# Homework 6 Optional Problems

Recall that a set $H$ of hash functions (mapping the elements of a universe $U$ to the buckets $\{0,1,2,...,n - 1\})$ is universal if for every distinct $x, y \in U$, the probability $Prob[h(x) = h(y)]$ that $x$ and $y$ collide, assuming that the hash function $h$ is chosen uniformly at random from $H$, is at most $\frac{1}{n}$. In this problem you will prove that a collision probability of $\frac{1}{n}$ is essentially the best possible. Precisely, suppose that $H$ is a family of hash functions mapping $U$ to $\{0,1,2,...,n - 1\}$, as above. Show that there must be a pair $x, y \in U$ of distinct elements such that, if $h$ is chosen uniformly at random from $H$, then $Prob[h(x) = h(y)] \geq \frac{1}{n} - \frac{1}{\lvert U \rvert}$

ANSWER: Let $n_i$ be the size of the set $\{x: x \in U, h(x) = i\}$, for $i \in \{0,1,2,...,n - 1\}$. That is, $h_1$ maps inputs to bucket 1, $h_2$ maps inputs to bucket 2, and so on.

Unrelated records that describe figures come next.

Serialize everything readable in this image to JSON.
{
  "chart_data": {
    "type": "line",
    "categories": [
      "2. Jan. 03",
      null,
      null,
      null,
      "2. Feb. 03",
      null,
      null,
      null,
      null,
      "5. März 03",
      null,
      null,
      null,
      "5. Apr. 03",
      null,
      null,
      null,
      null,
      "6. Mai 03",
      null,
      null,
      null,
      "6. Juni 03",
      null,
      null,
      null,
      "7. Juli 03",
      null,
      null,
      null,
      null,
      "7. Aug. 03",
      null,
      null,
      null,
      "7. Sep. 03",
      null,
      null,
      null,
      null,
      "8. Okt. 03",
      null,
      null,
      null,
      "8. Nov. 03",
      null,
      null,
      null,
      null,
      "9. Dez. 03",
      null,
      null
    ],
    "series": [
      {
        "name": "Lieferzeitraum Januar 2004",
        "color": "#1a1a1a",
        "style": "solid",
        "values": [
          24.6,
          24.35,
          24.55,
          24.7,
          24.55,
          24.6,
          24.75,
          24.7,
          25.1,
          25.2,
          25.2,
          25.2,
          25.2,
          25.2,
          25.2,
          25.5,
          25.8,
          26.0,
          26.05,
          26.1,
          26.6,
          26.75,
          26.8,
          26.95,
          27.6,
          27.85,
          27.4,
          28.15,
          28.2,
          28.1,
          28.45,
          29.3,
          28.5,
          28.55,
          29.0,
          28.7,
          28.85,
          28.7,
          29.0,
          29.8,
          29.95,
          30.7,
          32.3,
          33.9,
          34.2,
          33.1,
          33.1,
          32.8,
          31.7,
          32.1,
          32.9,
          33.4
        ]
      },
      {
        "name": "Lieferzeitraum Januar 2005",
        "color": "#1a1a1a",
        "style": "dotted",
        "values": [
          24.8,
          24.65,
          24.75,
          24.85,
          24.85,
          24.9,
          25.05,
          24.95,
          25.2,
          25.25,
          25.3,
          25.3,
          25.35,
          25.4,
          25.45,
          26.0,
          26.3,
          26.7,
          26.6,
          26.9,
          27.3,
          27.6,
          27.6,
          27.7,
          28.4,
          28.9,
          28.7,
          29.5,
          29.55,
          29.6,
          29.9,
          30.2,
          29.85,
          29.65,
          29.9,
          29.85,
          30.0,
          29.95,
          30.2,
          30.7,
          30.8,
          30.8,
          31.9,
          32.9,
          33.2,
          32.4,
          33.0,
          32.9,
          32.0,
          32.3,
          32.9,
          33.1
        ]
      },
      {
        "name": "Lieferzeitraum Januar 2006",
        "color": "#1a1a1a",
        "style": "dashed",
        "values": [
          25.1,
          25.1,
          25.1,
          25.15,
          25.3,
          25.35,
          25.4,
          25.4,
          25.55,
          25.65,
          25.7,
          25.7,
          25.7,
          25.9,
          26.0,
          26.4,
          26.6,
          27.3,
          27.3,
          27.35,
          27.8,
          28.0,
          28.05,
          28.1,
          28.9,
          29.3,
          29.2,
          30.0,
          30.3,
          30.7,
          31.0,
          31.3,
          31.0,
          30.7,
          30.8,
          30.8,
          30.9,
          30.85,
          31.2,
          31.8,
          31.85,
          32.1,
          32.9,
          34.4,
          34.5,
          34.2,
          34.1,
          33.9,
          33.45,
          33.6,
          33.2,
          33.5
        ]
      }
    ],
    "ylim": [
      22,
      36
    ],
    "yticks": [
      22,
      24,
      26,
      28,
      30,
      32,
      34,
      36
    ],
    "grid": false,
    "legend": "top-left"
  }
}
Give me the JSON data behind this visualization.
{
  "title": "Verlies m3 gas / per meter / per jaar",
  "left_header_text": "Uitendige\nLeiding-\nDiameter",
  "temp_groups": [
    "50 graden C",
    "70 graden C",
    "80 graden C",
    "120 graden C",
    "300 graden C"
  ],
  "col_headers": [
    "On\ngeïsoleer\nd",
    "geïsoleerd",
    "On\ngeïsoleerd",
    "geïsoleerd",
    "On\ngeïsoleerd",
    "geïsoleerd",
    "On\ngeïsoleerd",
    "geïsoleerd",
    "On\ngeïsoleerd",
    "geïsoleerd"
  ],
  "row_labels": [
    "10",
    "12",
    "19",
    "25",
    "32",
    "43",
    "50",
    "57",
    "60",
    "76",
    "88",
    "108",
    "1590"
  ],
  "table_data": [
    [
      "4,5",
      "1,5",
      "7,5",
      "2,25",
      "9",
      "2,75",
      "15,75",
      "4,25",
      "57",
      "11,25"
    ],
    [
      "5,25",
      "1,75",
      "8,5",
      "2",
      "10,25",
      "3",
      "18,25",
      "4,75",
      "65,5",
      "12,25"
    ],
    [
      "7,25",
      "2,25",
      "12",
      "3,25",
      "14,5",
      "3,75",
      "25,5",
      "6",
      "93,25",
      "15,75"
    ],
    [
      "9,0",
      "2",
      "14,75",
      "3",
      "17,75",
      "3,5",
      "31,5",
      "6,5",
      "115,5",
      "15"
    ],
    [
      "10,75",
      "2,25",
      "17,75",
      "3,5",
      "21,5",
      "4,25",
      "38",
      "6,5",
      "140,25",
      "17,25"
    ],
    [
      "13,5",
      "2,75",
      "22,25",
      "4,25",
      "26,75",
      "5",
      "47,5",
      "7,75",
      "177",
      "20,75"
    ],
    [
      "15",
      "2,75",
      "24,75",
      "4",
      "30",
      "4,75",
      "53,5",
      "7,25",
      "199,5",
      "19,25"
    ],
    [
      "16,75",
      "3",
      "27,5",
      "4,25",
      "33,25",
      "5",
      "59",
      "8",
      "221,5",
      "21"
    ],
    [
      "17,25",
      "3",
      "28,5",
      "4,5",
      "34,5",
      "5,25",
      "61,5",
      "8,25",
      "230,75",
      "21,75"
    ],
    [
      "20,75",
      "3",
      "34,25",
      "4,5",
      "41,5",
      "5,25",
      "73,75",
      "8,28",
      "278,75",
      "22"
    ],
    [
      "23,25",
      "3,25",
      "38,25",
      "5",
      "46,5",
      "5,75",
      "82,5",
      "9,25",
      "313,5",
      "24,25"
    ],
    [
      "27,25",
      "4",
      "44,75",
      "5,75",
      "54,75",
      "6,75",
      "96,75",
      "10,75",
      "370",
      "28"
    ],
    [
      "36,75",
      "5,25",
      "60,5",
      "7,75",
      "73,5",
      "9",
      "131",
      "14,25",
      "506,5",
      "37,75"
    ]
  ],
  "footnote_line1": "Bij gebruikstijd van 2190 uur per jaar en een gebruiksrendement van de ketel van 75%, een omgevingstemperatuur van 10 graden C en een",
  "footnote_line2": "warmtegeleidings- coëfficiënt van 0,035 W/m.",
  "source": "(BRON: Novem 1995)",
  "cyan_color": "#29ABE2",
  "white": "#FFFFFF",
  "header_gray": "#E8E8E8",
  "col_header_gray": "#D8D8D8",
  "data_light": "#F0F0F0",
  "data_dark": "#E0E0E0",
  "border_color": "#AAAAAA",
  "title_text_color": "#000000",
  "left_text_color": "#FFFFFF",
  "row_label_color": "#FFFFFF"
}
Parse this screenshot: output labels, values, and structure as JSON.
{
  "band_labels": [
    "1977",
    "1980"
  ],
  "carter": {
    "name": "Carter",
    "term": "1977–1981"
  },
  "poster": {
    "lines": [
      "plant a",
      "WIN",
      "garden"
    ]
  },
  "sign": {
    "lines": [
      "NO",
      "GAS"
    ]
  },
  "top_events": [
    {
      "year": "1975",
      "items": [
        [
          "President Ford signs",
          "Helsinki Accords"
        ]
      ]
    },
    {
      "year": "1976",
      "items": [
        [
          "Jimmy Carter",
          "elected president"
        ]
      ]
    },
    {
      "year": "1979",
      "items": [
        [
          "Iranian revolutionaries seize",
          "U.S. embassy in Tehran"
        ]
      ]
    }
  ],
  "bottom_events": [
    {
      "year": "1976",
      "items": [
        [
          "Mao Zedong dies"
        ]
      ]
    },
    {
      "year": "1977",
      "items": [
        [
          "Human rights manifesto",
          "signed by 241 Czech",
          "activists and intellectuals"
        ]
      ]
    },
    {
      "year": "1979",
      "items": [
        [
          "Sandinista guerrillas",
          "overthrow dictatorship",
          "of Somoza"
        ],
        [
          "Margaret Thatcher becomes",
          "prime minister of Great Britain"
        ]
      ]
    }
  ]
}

• Let us fix a hash function $h \in H$.
• Let $N = \lvert U \rvert$.
• Given $n$ = number of buckets.

Then, the number of distinct $x_1, x_2 \in U$ that collide in bucket 1 is $\binom{n_i}{2}$. The number of distinct $x_1, x_2 \in U$ that collide in all buckets is, therefore, $\sum_{i=1}^{n} \binom{n_i}{2}$ (call this expression $L_h$). Note that $n_i \geq 0 \text{ and } \sum_{i=1}^{n} n_i = N$. We are interested in lower-bounding the expression $L_h$.

\begin{equation*} \begin{aligned} L_h & \geq \sum_{i=1}^{n} \frac{n_i(n_i - 1)}{2} \\ & = \sum_{i=1}^{n} \frac{n_i^2}{2} - \sum_{i=1}^{n} \frac{n_i}{2} \\ & = \sum_{i=1}^{n} \frac{n_i^2}{2} - \frac{N}{2} \end{aligned} \end{equation*}

It can be shown that the summation is minimized when all $n_i$ are equal, that is, when $n_i = \frac{N}{n}$ 1 2. Therefore, we get:

\begin{equation*} \begin{aligned} L_h & \geq \frac{1}{2}(\sum_{i=1}^{n} (\frac{N}{n})^2 - N) \\ & = \frac{N}{2}(\frac{N}{n} - 1) \end{aligned} \end{equation*}

Suppose $H = \{h_1,h_2,...,h_k\} \text{ and } \vert H \rvert = K$. Let us define $P$ be the set of all distinct $x_1, x_2 \in U$. Note that $\lvert P \rvert = \frac{N(N-1)}{2}$. Let $X_i$ be an indicator random variable, such that, given a hash function $h_i \in H$ and distinct $x_1, x_2 \in U$:

$X_i = \begin{cases} 1 \text{ if } h_i(x_1) = h_i(x_2) = i \\ 0 \text{ otherwise } \end{cases}$

Taking expectation of $X_i$:

\begin{equation*} \begin{aligned} E[X] & = \sum_{i=1}^{K}\sum_{x,y \in U} Pr[h_i(x_1) = h_i(x_2)] \\ & = \sum_{x,y \in U} \frac{1}{K}\sum_{i=1}^{K} L_h \\ & = \frac{1}{\lvert P \rvert} \cdot L_h \\ & = \frac{2}{N(N-1)} \cdot \frac{N}{2}(\frac{N}{n} - 1) \\ & \geq \frac{\frac{N}{n} - 1}{N} \\ & = \frac{1}{n} - \frac{1}{N} \end{aligned} \end{equation*}

By the Pigeon hole Principle, we get: There exists $x, y \in U$ such that the above inequality holds.